The entirely white male council of Waskom in Texas has voted to make the small town a “sanctuary city for the unborn”.
The five men on the town’s council voted this week to pass legislation known as an ordinance, which declared Roe v Wade, the landmark supreme court decision which legalized abortion, “unconstitutional”.
The move, which is itself unconstitutional, comes after a raft of abortion bans have passed in states from Missouri to Ohio.
Restrictions on abortion disproportionately affect black and poor women, who are more likely to seek abortions and less likely to have the resources to obtain one out-of-state.
Despite these bans, abortion remains legal in all 50 US states, and will do so unless Roe v Wade is struck down.
Waskom city council voted for the ordinance in spite of the city attorney warning the ordinance was unconstitutional, and that the town could not afford to lose a lawsuit over it if it was challenged in court.

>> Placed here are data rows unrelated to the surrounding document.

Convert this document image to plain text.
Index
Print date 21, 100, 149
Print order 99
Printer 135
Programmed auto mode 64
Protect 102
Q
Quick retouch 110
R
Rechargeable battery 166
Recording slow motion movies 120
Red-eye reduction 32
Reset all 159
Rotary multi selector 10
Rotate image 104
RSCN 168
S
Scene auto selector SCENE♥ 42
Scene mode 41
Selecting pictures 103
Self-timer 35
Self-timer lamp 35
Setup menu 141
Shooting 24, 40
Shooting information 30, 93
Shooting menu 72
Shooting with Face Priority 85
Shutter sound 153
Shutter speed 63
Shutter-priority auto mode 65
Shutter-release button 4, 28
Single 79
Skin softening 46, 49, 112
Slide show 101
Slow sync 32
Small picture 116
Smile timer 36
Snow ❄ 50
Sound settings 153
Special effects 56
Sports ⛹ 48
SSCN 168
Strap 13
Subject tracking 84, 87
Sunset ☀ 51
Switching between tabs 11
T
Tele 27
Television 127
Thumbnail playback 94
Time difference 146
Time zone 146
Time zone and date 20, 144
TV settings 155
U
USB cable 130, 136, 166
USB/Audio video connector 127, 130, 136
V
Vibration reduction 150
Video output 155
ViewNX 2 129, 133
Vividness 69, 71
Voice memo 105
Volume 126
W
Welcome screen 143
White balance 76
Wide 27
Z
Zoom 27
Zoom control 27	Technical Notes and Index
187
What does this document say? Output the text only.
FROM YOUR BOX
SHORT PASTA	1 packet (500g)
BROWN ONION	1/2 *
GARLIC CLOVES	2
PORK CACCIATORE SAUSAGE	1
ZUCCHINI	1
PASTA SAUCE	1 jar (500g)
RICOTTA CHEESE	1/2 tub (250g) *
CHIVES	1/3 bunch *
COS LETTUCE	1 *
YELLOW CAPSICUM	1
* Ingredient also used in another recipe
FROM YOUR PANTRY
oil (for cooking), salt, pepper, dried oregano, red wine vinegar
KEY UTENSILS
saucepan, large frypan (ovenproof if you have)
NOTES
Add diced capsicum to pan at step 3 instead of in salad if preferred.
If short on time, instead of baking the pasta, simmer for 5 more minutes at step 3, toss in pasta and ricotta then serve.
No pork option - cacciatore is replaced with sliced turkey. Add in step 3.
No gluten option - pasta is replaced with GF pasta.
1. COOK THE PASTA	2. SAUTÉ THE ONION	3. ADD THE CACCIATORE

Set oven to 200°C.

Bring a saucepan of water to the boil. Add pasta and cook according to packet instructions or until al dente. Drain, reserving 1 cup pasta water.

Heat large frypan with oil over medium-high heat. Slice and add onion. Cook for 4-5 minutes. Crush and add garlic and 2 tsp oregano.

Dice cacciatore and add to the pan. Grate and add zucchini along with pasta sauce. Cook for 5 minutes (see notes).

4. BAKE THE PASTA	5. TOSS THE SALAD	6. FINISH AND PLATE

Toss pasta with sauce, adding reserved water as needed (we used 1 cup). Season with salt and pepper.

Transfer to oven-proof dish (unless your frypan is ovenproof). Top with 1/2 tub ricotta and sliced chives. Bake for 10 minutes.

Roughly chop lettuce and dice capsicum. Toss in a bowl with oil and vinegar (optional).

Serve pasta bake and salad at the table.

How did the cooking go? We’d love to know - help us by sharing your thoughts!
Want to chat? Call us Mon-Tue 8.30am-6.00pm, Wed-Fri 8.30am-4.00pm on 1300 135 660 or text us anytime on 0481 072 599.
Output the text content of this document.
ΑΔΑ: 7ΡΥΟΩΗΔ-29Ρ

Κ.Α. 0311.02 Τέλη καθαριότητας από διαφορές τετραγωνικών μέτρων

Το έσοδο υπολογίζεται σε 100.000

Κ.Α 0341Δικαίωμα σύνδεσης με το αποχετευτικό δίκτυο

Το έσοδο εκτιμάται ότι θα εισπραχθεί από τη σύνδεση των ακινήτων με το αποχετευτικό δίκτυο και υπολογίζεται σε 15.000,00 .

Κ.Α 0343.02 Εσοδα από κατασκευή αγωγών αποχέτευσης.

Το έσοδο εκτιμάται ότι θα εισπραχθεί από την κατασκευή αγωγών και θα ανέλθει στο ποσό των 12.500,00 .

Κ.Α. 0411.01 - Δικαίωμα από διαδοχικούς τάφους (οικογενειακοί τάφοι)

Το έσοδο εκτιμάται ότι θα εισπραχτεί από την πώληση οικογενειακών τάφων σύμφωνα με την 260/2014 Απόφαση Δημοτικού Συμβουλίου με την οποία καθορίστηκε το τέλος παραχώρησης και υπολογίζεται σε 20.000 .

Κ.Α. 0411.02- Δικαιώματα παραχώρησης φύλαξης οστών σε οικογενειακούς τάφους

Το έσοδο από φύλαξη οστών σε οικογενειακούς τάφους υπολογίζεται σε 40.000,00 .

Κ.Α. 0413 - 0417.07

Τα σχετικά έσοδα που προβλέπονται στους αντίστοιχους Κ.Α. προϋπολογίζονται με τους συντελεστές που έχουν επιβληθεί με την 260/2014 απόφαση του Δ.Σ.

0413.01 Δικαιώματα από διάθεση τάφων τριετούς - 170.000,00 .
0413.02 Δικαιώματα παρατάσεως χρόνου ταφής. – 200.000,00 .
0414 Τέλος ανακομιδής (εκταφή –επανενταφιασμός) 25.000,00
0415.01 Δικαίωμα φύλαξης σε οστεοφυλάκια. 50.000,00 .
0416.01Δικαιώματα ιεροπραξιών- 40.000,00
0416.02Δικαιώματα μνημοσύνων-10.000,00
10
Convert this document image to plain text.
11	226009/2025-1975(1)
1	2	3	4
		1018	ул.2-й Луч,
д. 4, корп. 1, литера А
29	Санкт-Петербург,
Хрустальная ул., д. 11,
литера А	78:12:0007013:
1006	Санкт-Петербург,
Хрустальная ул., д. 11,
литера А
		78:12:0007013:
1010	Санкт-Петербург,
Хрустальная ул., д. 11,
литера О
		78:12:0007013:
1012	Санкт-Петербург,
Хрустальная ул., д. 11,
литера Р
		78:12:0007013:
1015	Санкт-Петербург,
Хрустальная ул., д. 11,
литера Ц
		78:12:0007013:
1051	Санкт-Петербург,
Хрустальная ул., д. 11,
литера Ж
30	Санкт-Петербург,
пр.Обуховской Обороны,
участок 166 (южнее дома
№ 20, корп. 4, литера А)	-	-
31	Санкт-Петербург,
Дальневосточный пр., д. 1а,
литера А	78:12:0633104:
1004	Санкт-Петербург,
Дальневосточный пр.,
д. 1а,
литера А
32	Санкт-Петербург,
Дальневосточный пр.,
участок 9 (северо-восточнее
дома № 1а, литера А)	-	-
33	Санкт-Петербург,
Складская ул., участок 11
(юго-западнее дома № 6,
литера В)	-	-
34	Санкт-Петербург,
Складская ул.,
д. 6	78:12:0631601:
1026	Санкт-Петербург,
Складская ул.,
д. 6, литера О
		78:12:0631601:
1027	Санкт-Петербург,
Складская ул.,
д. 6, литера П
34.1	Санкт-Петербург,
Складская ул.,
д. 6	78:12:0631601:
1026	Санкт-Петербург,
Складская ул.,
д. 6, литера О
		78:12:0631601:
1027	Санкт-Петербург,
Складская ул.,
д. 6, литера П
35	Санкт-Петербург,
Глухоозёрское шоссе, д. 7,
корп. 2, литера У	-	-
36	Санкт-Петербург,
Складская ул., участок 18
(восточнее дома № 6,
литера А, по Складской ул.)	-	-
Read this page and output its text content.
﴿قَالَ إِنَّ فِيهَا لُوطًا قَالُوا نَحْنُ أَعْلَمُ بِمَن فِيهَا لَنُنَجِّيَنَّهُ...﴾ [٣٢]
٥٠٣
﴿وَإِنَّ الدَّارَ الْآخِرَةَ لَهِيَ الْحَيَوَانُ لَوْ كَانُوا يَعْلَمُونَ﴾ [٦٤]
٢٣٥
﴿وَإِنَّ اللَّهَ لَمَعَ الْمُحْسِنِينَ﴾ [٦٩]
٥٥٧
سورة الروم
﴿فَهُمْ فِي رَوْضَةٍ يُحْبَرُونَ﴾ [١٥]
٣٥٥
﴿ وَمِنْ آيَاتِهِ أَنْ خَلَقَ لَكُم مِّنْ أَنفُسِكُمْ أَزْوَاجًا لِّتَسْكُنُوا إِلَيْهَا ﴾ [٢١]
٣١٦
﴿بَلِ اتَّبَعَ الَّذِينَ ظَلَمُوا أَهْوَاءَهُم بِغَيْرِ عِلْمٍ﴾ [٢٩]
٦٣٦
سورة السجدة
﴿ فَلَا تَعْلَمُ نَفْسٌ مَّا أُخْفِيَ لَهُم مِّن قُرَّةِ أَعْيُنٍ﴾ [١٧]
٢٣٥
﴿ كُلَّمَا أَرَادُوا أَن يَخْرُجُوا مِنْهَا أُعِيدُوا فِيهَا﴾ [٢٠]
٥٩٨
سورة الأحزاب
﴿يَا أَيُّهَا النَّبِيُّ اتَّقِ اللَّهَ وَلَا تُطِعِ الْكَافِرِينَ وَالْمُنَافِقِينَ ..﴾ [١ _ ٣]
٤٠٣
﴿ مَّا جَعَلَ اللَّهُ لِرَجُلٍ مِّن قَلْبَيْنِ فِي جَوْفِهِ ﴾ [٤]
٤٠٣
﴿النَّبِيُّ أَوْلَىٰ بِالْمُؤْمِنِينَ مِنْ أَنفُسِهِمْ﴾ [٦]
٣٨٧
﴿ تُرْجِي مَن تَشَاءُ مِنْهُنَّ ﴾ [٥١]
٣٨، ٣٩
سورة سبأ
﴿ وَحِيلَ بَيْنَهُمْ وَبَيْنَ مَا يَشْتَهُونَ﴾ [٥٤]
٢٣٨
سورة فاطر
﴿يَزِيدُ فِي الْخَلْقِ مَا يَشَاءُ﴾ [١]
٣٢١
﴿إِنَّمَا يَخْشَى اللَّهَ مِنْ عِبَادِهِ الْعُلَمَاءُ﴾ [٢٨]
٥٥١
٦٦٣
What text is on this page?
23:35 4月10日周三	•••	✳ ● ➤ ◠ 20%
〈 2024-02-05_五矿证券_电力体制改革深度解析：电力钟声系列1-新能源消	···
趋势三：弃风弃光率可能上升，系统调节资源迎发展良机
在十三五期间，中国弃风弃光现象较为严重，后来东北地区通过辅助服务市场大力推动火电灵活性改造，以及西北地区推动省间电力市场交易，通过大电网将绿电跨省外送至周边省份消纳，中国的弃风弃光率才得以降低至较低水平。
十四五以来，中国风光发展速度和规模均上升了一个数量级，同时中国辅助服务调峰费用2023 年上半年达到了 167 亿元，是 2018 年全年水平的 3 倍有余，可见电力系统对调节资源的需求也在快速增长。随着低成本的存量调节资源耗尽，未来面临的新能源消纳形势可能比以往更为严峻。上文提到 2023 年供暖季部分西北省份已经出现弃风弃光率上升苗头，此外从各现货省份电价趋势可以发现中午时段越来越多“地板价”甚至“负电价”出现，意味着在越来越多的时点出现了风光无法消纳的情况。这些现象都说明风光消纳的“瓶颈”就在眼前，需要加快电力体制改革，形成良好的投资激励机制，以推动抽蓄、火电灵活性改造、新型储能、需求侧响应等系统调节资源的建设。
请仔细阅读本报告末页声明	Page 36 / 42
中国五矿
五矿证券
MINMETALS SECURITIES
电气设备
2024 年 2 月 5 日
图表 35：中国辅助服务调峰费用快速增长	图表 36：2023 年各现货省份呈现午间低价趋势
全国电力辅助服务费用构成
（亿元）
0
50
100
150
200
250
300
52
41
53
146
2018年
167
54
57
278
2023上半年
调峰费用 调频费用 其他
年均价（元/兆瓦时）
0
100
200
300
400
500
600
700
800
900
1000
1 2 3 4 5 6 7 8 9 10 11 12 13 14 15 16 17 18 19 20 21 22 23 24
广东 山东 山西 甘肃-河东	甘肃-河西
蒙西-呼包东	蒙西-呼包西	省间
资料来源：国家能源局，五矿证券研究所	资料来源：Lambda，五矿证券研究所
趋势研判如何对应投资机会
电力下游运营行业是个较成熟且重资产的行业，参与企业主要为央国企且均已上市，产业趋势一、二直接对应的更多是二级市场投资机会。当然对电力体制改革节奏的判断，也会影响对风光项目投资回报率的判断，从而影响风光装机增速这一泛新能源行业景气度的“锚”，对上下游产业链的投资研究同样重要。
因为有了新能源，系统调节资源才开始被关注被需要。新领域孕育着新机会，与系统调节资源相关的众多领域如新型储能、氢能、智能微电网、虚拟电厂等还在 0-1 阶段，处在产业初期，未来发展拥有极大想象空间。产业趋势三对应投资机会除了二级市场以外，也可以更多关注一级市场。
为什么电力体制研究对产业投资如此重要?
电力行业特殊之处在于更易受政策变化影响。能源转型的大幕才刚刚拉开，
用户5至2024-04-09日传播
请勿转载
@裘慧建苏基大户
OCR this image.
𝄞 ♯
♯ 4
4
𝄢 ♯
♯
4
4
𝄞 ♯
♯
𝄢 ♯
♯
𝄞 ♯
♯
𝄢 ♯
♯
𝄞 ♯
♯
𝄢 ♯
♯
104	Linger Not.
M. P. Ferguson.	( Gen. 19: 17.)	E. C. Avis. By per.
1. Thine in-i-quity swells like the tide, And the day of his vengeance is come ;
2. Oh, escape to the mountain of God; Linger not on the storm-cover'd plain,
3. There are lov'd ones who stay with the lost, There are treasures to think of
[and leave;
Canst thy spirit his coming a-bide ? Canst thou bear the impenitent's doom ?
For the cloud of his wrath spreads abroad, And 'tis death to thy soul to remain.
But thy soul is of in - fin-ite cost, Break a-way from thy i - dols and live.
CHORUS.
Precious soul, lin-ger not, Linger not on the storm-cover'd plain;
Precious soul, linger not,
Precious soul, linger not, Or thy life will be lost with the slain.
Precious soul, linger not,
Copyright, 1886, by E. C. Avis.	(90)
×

“We decided to take things into our own hands, and that we have got to do something to protect our cities and to protect the unborn children,” said Mark Lee Dickson, a representative of Right to Life of East Texas which pushed for the bill, according to local news station KETK.
Women in the US have a constitutional right to terminate a pregnancy until roughly 24 weeks, or when a fetus can survive outside the womb. Though the raft of new anti-abortion laws are unconstitutional, those who support them hope they will eventually be used to challenge Roe v Wade in the supreme court, which now leans conservative.
Abortion is a common and safe healthcare procedure. One in four American women will have an abortion in their lifetime. Texas has a high rate of maternal mortality, and has struggled to collect data on the number of women who die during childbirth.
In a statement, the pro-choice group Naral said: “Every Texan, regardless of income or geographical location deserves access to the full range of reproductive healthcare, including abortion. The Waskom ordinance is a dangerous attempt to undermine Roe v. Wade and disregards the fact that the majority of Texans believe abortion should remain legal.”
Waskom is a town of about 2,100 people on the Texas-Louisiana border. There are no abortion clinics in Waskom.
Dickson said the ordinance was inspired by the recent passage of an abortion ban in Louisiana. Dickson, who lives in Longview, Texas, said the law would prevent abortion clinics from opening there.